Ao ouvir isso, Lin Bing ficou paralisada. Não esperava que o rapaz que encontrara por acaso era seu primo!
— Vovô, está dizendo que ele é meu primo, da sua linhagem?
O velho assentiu:
— Sim, é filho da sua tia segunda.
— Mas tia segunda casou-se com o rei de Longteng, então ele é...
O velho interrompeu as suposições de Lin Bing:
— Não, ele de fato pertence à realeza de Longteng, mas não é filho do rei. Há coisas que é melhor você não saber agora. Amanhã, venha comigo visitá-lo e ajude-o a passar pelo ritual, se ele quiser ficar, melhor ainda.
Lin Bing concordou:
— Está bem, vou indo. Vovô, descanse cedo.
Depois que Lin Bing saiu, o velho desabou na cadeira, murmurando:
— Então é o destino... Naquela época, seu pai ignorou minha oposição e insistiu para que você se casasse com o irmão do homem que amava. E você, na véspera do casamento, fez aquilo... Meng Zhan, seu desgraçado! Foi ele quem se apaixonou por Mu'er primeiro, e, depois do que fez, ainda teve coragem de tratar meu neto assim. Agora está chegando a hora de pagar pelo que fez.
Pela manhã, Meng Tao foi até o quadro geral de classificações da Academia de Magia Estelar. Os que estavam ao redor, ao vê-lo com a túnica da Academia de Magia Acrílica, começaram a rir, trocando olhares de deboche.
Meng Tao ignorou aqueles inúteis. Se o inimigo não ataca, eu também fico parado; se atacarem, acabo com todos de uma vez.
Ao olhar para o ranking geral, percebeu que os dez primeiros eram todos magos espirituais, todos já no nível A, sendo que o primeiro era do nível intermediário desse mesmo grau.

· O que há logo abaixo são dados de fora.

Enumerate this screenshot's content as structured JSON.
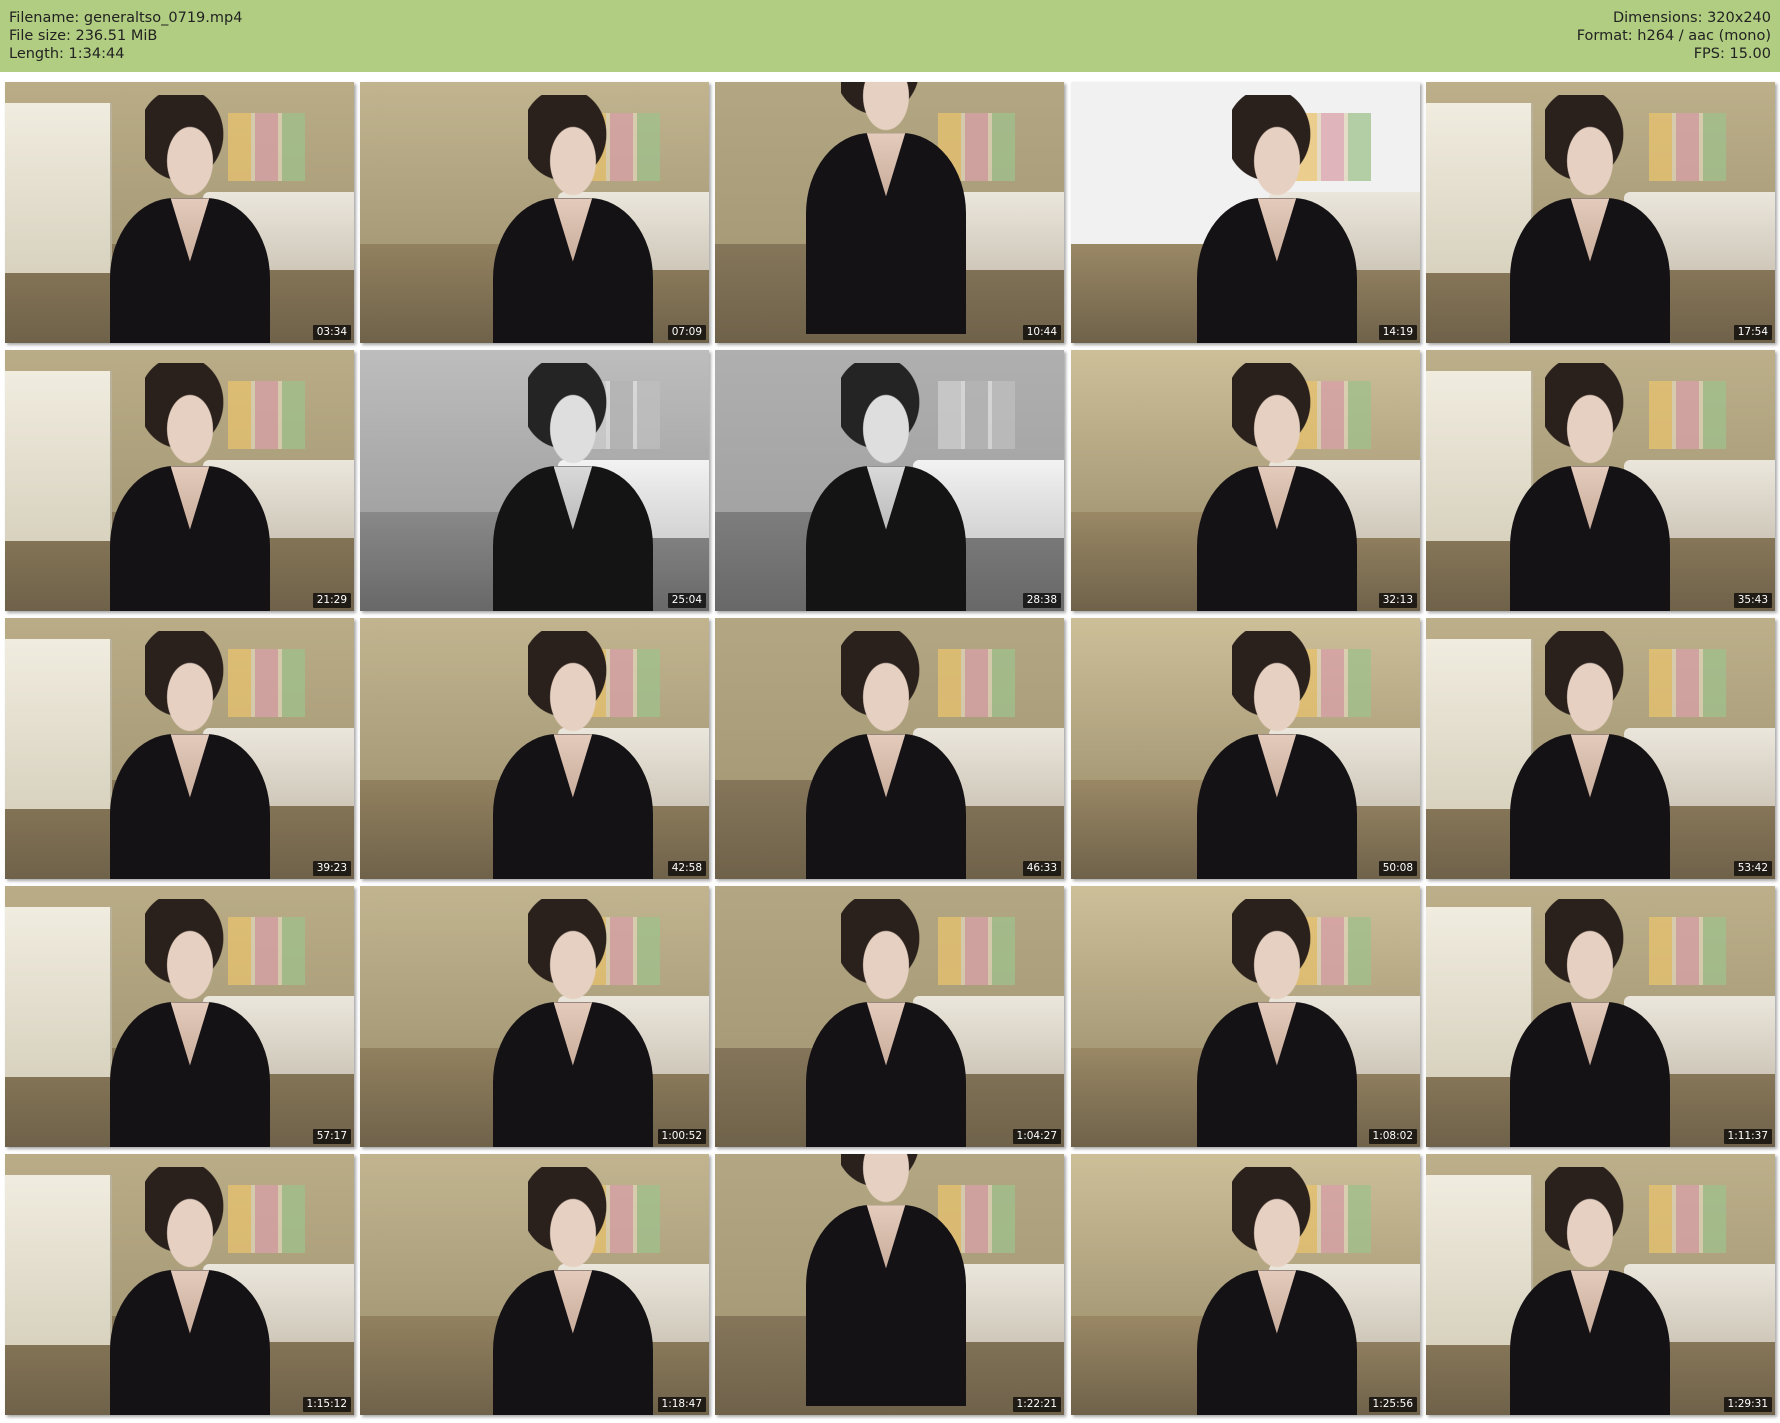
{
  "header": {
    "filename_label": "Filename:",
    "filename_value": "generaltso_0719.mp4",
    "filesize_label": "File size:",
    "filesize_value": "236.51 MiB",
    "length_label": "Length:",
    "length_value": "1:34:44",
    "dimensions_label": "Dimensions:",
    "dimensions_value": "320x240",
    "format_label": "Format:",
    "format_value": "h264 / aac (mono)",
    "fps_label": "FPS:",
    "fps_value": "15.00"
  },
  "colors": {
    "header_bg": "#b1cd81",
    "page_bg": "#ffffff",
    "timestamp_bg": "#000000",
    "timestamp_text": "#ffffff",
    "watermark": "#d06b6b"
  },
  "thumbnails": [
    {
      "time": "03:34"
    },
    {
      "time": "07:09"
    },
    {
      "time": "10:44"
    },
    {
      "time": "14:19"
    },
    {
      "time": "17:54"
    },
    {
      "time": "21:29"
    },
    {
      "time": "25:04"
    },
    {
      "time": "28:38"
    },
    {
      "time": "32:13"
    },
    {
      "time": "35:43"
    },
    {
      "time": "39:23"
    },
    {
      "time": "42:58"
    },
    {
      "time": "46:33"
    },
    {
      "time": "50:08"
    },
    {
      "time": "53:42"
    },
    {
      "time": "57:17"
    },
    {
      "time": "1:00:52"
    },
    {
      "time": "1:04:27"
    },
    {
      "time": "1:08:02"
    },
    {
      "time": "1:11:37"
    },
    {
      "time": "1:15:12"
    },
    {
      "time": "1:18:47"
    },
    {
      "time": "1:22:21"
    },
    {
      "time": "1:25:56"
    },
    {
      "time": "1:29:31"
    }
  ]
}
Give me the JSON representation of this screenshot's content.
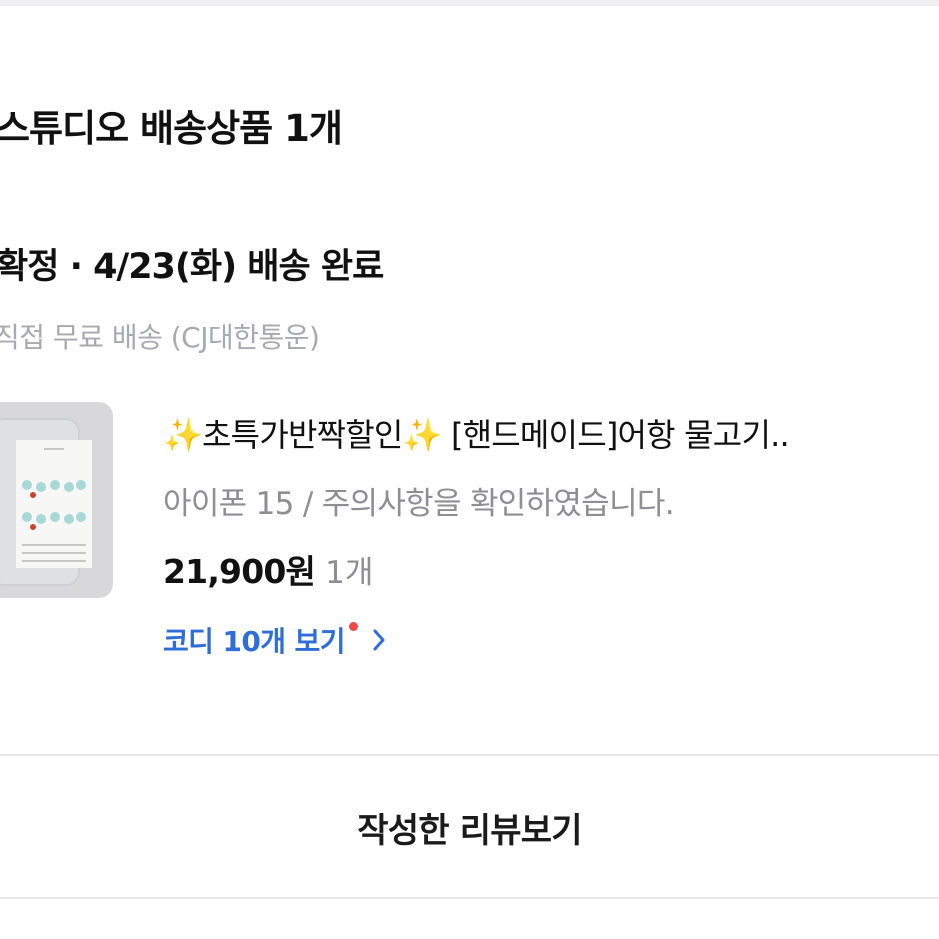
{
  "order": {
    "shop_title": "스튜디오 배송상품 1개",
    "status": "확정 · 4/23(화) 배송 완료",
    "shipping": "직접 무료 배송 (CJ대한통운)"
  },
  "item": {
    "sparkle_left": "✨",
    "title_part1": "초특가반짝할인",
    "sparkle_mid": "✨",
    "title_part2": " [핸드메이드]어항 물고기..",
    "option": "아이폰 15 / 주의사항을 확인하였습니다.",
    "price": "21,900원",
    "quantity": "1개",
    "thumbnail_icon": "product-photo-icon"
  },
  "codi": {
    "label": "코디 10개 보기",
    "chevron_icon": "chevron-right-icon"
  },
  "actions": {
    "review_label": "작성한 리뷰보기"
  },
  "colors": {
    "link": "#2f6ed7",
    "new_dot": "#f0484b",
    "muted": "#8e8e93",
    "sparkle": "#f0c431"
  }
}
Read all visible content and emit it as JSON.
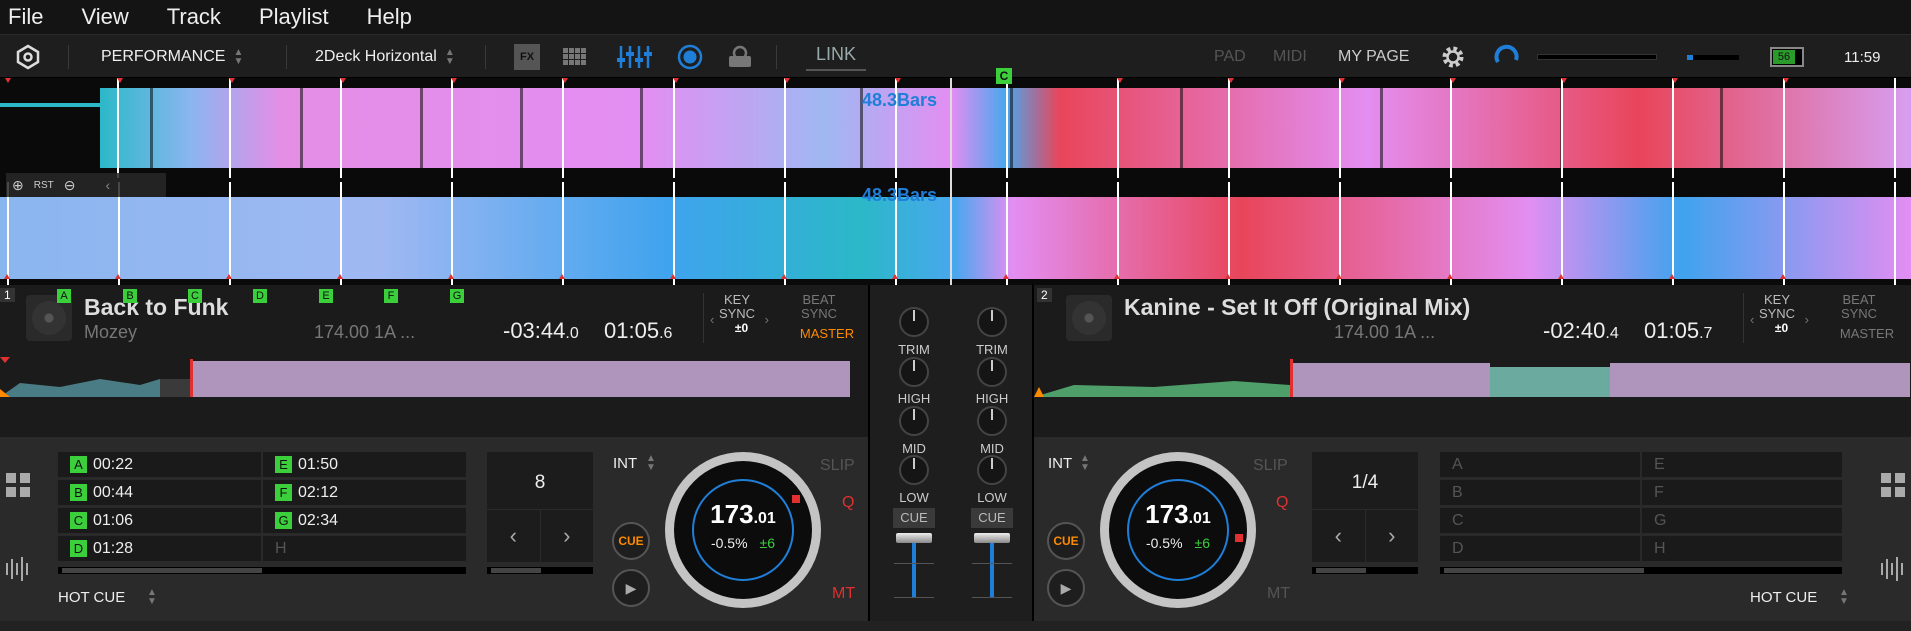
{
  "menu": [
    "File",
    "View",
    "Track",
    "Playlist",
    "Help"
  ],
  "toolbar": {
    "mode": "PERFORMANCE",
    "layout": "2Deck Horizontal",
    "fx_label": "FX",
    "link_label": "LINK",
    "pad_label": "PAD",
    "midi_label": "MIDI",
    "mypage_label": "MY PAGE",
    "battery": "56",
    "clock": "11:59"
  },
  "waveform": {
    "bars_top": "48.3Bars",
    "bars_bottom": "48.3Bars",
    "rst_label": "RST",
    "cue_marker": "C"
  },
  "deck1": {
    "number": "1",
    "title": "Back to Funk",
    "artist": "Mozey",
    "bpm_key": "174.00 1A ...",
    "remaining": "-03:44",
    "remaining_frac": ".0",
    "elapsed": "01:05",
    "elapsed_frac": ".6",
    "key_sync_label": "KEY SYNC",
    "key_sync_value": "±0",
    "beat_sync_label": "BEAT SYNC",
    "master_label": "MASTER",
    "overview_cues": [
      "A",
      "B",
      "C",
      "D",
      "E",
      "F",
      "G"
    ],
    "hot_cues": [
      {
        "tag": "A",
        "time": "00:22"
      },
      {
        "tag": "E",
        "time": "01:50"
      },
      {
        "tag": "B",
        "time": "00:44"
      },
      {
        "tag": "F",
        "time": "02:12"
      },
      {
        "tag": "C",
        "time": "01:06"
      },
      {
        "tag": "G",
        "time": "02:34"
      },
      {
        "tag": "D",
        "time": "01:28"
      },
      {
        "tag": "",
        "time": "H"
      }
    ],
    "pad_mode": "HOT CUE",
    "loop_value": "8",
    "int_label": "INT",
    "cue_label": "CUE",
    "bpm_whole": "173",
    "bpm_frac": ".01",
    "pitch": "-0.5%",
    "pitch_range": "±6",
    "slip": "SLIP",
    "q": "Q",
    "mt": "MT"
  },
  "deck2": {
    "number": "2",
    "title": "Kanine - Set It Off (Original Mix)",
    "bpm_key": "174.00 1A ...",
    "remaining": "-02:40",
    "remaining_frac": ".4",
    "elapsed": "01:05",
    "elapsed_frac": ".7",
    "key_sync_label": "KEY SYNC",
    "key_sync_value": "±0",
    "beat_sync_label": "BEAT SYNC",
    "master_label": "MASTER",
    "hot_cues": [
      "A",
      "E",
      "B",
      "F",
      "C",
      "G",
      "D",
      "H"
    ],
    "pad_mode": "HOT CUE",
    "loop_value": "1/4",
    "int_label": "INT",
    "cue_label": "CUE",
    "bpm_whole": "173",
    "bpm_frac": ".01",
    "pitch": "-0.5%",
    "pitch_range": "±6",
    "slip": "SLIP",
    "q": "Q",
    "mt": "MT"
  },
  "mixer": {
    "trim": "TRIM",
    "high": "HIGH",
    "mid": "MID",
    "low": "LOW",
    "cue": "CUE"
  },
  "colors": {
    "accent_blue": "#1f7fd8",
    "hotcue_green": "#3ccf3c",
    "master_orange": "#ff8a00",
    "alert_red": "#e03030"
  }
}
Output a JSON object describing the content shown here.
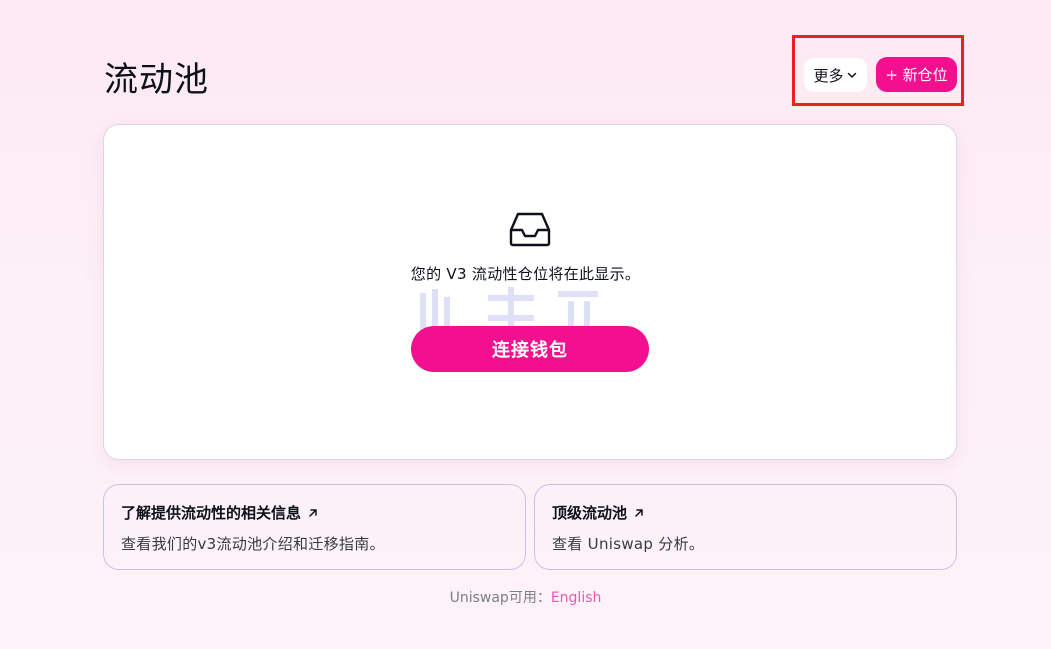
{
  "header": {
    "title": "流动池",
    "more_label": "更多",
    "new_position_label": "+ 新仓位"
  },
  "empty_state": {
    "icon": "inbox-icon",
    "message": "您的 V3 流动性仓位将在此显示。",
    "connect_wallet_label": "连接钱包"
  },
  "info_cards": [
    {
      "title": "了解提供流动性的相关信息",
      "description": "查看我们的v3流动池介绍和迁移指南。"
    },
    {
      "title": "顶级流动池",
      "description": "查看 Uniswap 分析。"
    }
  ],
  "footer": {
    "available_text": "Uniswap可用：",
    "language_link": "English"
  },
  "colors": {
    "accent": "#f2108e",
    "highlight": "#e8231c",
    "link": "#e85bb2"
  }
}
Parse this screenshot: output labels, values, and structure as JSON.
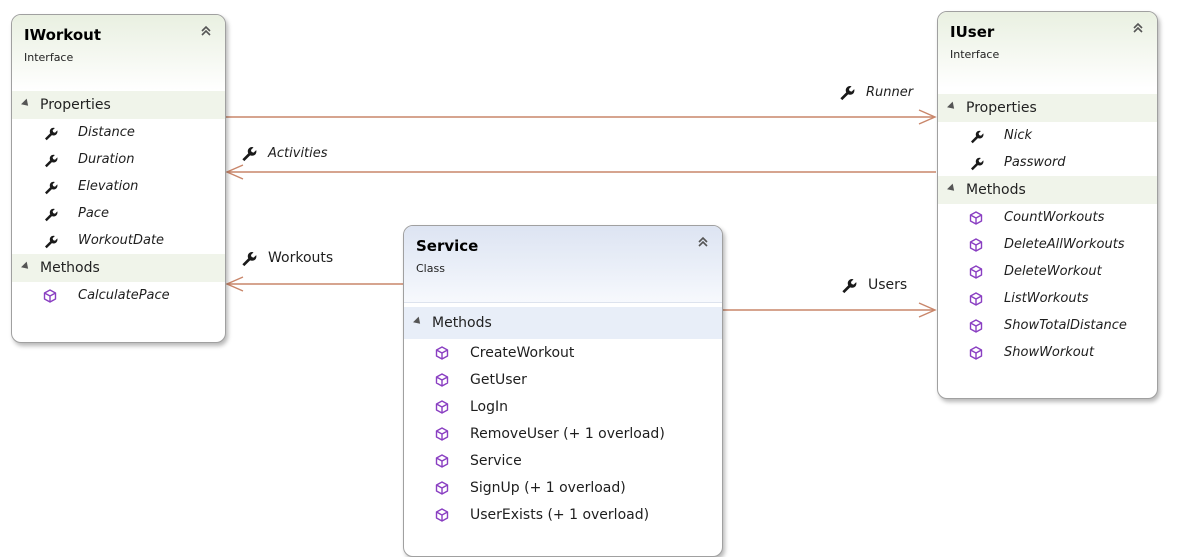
{
  "iworkout": {
    "title": "IWorkout",
    "stereotype": "Interface",
    "properties_label": "Properties",
    "properties": [
      "Distance",
      "Duration",
      "Elevation",
      "Pace",
      "WorkoutDate"
    ],
    "methods_label": "Methods",
    "methods": [
      "CalculatePace"
    ]
  },
  "iuser": {
    "title": "IUser",
    "stereotype": "Interface",
    "properties_label": "Properties",
    "properties": [
      "Nick",
      "Password"
    ],
    "methods_label": "Methods",
    "methods": [
      "CountWorkouts",
      "DeleteAllWorkouts",
      "DeleteWorkout",
      "ListWorkouts",
      "ShowTotalDistance",
      "ShowWorkout"
    ]
  },
  "service": {
    "title": "Service",
    "stereotype": "Class",
    "methods_label": "Methods",
    "methods": [
      "CreateWorkout",
      "GetUser",
      "LogIn",
      "RemoveUser (+ 1 overload)",
      "Service",
      "SignUp (+ 1 overload)",
      "UserExists (+ 1 overload)"
    ]
  },
  "connectors": {
    "runner": "Runner",
    "activities": "Activities",
    "workouts": "Workouts",
    "users": "Users"
  },
  "colors": {
    "connector": "#c9866a",
    "method_icon": "#8a3fc2",
    "property_icon": "#1a1a1a",
    "interface_header": "#e9f0e1",
    "class_header": "#dde4f2"
  },
  "icons": {
    "property": "wrench-icon",
    "method": "cube-icon",
    "collapse": "double-chevron-up-icon",
    "section_toggle": "triangle-expanded-icon"
  }
}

Nisso, um aluno da Academia Estelar agarrou Meng Tao pelo ombro, puxando-o para trás:
— O que está olhando? Aqui não é a sua academia, qualquer lixo não entra no ranking. Cada nome ali é de um gênio, o primeiro é candidato a sucessor real, alguém que você jamais poderia alcançar. Fracos devem aceitar sua fraqueza!
Meng Tao ia reagir, mas alguém segurou seu ombro. Ao olhar, viu que era Veir.
Veir olhou para Meng Tao e disse:
— Ainda não é sua vez. Deixe comigo.
Meng Tao, vendo a arrogância de Veir, sentiu vontade de dar-lhe outra surra, mas, na situação atual, só podia deixá-lo agir.
Veir foi até o agressor e deu-lhe um chute, fazendo o rosto dele beijar o chão.
O rapaz se levantou, furioso, limpando o sangue do nariz:
— Seu lixo de academia inferior, como ousa me atacar? Agora você está acabado, nem seu tutor vai conseguir te salvar!
Veir também ficou furioso, invocou o chicote, que se envolveu em relâmpagos dourados.
Aproximando-se passo a passo, Veir disse:
— E de onde vem essa sua arrogância? Vive chamando os outros de lixo, mas o que te dá o direito de insultar uma Academia de Magia?
O rapaz, vendo Veir invocar sua arma espiritual, também tentou invocar a sua.
Mas não conseguiu resistir nem a um golpe de Veir; em poucos chicotadas, caiu desacordado.
Meng Tao, ao lado, assistia com satisfação. Veir havia ficado muito mais forte desde que fora derrotado por ele, treinando com ainda mais empenho para superá-lo.
Todos ali ficaram boquiabertos; ninguém imaginava que a Academia Acrílica escondia alguém com tal poder.
Nesse momento, uma voz estrondosa ecoou:
— Todos ajoelhem-se, o rei está chegando!